Changes in the value, kinds, and availability of data can have a profound impact on how places like the Urban Institute conduct research. As new kinds of data become more available for social and public policy research, it’s critical that researchers understand how to use—and the potential implications of using—these new and different sources of data.
A recent paper in the Journal of Economic Perspectives shows that the quality of traditional data sets, such as the Current Population Survey and the Survey of Income and Program Participation, is declining. Those data sets are used for a wide variety of research and provide many official government statistics, such as the unemployment rate and the poverty rate.
This is just one example of an important data set whose value is slipping. If the quality of these traditional data continues to decline, newer forms and sources of data will become even more important to researchers. “Big data” is of particular interest because such data sources could offer large samples, high frequencies, and unique collection methods. But it’s not clear to me that public policy researchers completely understand what is meant by “big data” and how to utilize such data in their work.
What does “big data” mean to researchers? Are administrative data “big data?” What about administrative data linked to survey data? How about Electronic Benefit Transfer (EBT) card data, which would consist of food transactions for the more than 46 million people receiving benefits? How do researchers get these data and how do they use them? These are important questions researchers need to consider.
Because these other data sources may be more familiar and relevant to researchers, I think “new and nontraditional data” is perhaps a better phrase than “big data.” (Do you think “NANSOD” will take off?) And yes, new and nontraditional sources of data can offer researchers different ways to explore important public policy topics.

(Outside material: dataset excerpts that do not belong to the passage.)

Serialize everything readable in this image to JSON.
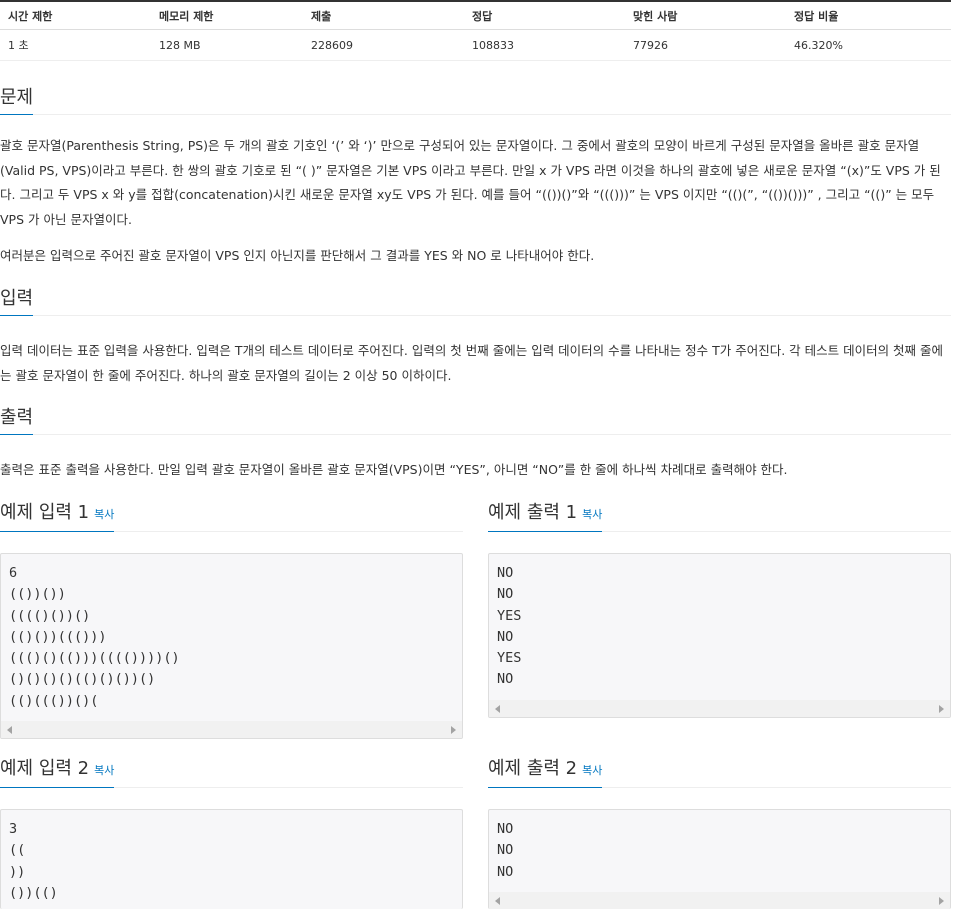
{
  "stats": {
    "headers": [
      "시간 제한",
      "메모리 제한",
      "제출",
      "정답",
      "맞힌 사람",
      "정답 비율"
    ],
    "values": [
      "1 초",
      "128 MB",
      "228609",
      "108833",
      "77926",
      "46.320%"
    ]
  },
  "problem": {
    "title": "문제",
    "p1": "괄호 문자열(Parenthesis String, PS)은 두 개의 괄호 기호인 ‘(’ 와 ‘)’ 만으로 구성되어 있는 문자열이다. 그 중에서 괄호의 모양이 바르게 구성된 문자열을 올바른 괄호 문자열(Valid PS, VPS)이라고 부른다. 한 쌍의 괄호 기호로 된 “( )” 문자열은 기본 VPS 이라고 부른다. 만일 x 가 VPS 라면 이것을 하나의 괄호에 넣은 새로운 문자열 “(x)”도 VPS 가 된다. 그리고 두 VPS x 와 y를 접합(concatenation)시킨 새로운 문자열 xy도 VPS 가 된다. 예를 들어 “(())()”와 “((()))” 는 VPS 이지만 “(()(”, “(())()))” , 그리고 “(()” 는 모두 VPS 가 아닌 문자열이다.",
    "p2": "여러분은 입력으로 주어진 괄호 문자열이 VPS 인지 아닌지를 판단해서 그 결과를 YES 와 NO 로 나타내어야 한다."
  },
  "input": {
    "title": "입력",
    "p1": "입력 데이터는 표준 입력을 사용한다. 입력은 T개의 테스트 데이터로 주어진다. 입력의 첫 번째 줄에는 입력 데이터의 수를 나타내는 정수 T가 주어진다. 각 테스트 데이터의 첫째 줄에는 괄호 문자열이 한 줄에 주어진다. 하나의 괄호 문자열의 길이는 2 이상 50 이하이다."
  },
  "output": {
    "title": "출력",
    "p1": "출력은 표준 출력을 사용한다. 만일 입력 괄호 문자열이 올바른 괄호 문자열(VPS)이면 “YES”, 아니면 “NO”를 한 줄에 하나씩 차례대로 출력해야 한다."
  },
  "copy_label": "복사",
  "samples": {
    "in1": {
      "title": "예제 입력 1",
      "text": "6\n(())())\n(((()())()\n(()())((()))\n((()()(()))(((())))()\n()()()()(()()())()\n(()((())()("
    },
    "out1": {
      "title": "예제 출력 1",
      "text": "NO\nNO\nYES\nNO\nYES\nNO"
    },
    "in2": {
      "title": "예제 입력 2",
      "text": "3\n((\n))\n())(()"
    },
    "out2": {
      "title": "예제 출력 2",
      "text": "NO\nNO\nNO"
    }
  }
}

But such sources of data are not a panacea. We can’t move away from in-depth, sophisticated analysis simply because we have new, large data from new sources. Although the supply of and demand for these data continue to increase, there should be concerns that researchers (and others) will simply use these data without grounding them in high-quality analysis, theory, and previous work. Access to good data does not replace good analysis.
One example of how researchers could improve their use of new and nontraditional data is in using Twitter data. Instead of using a third party company to purchase data from Twitter, researchers could learn how to use the Twitter Application Program Interface (API) and extract the data themselves. And instead of categorizing sentiment data (for example, Twitter data that is categorized into ‘positive,’ ‘neutral,’ or ‘negative’), researchers could use Natural Language Processing algorithms or Amazon’s Mechanical Turk, which asks workers to complete “human intelligence tasks.” Doing so would be faster, easier to replicate, and expand who does the categorization. (One might argue that it adds an explicit cost to the analysis, but remember that researchers’ time also has value!)
None of this is to say that there aren’t interesting uses of new and big sources of data already taking place in the realm of social policy research. Edward Glaeser and colleagues at Harvard and MIT, for example, just published a National Bureau of Economic Research working paper on the advantages of big data to study cities in different ways.
As the availability of data continues to grow, researchers need to understand what new data sources are and how they can access and use them. As communities of economists, demographers, sociologists, or political scientists, researchers need to start coming together to better understand new and nontraditional data so that those data can be used more intelligently, more efficiently, and more responsibly.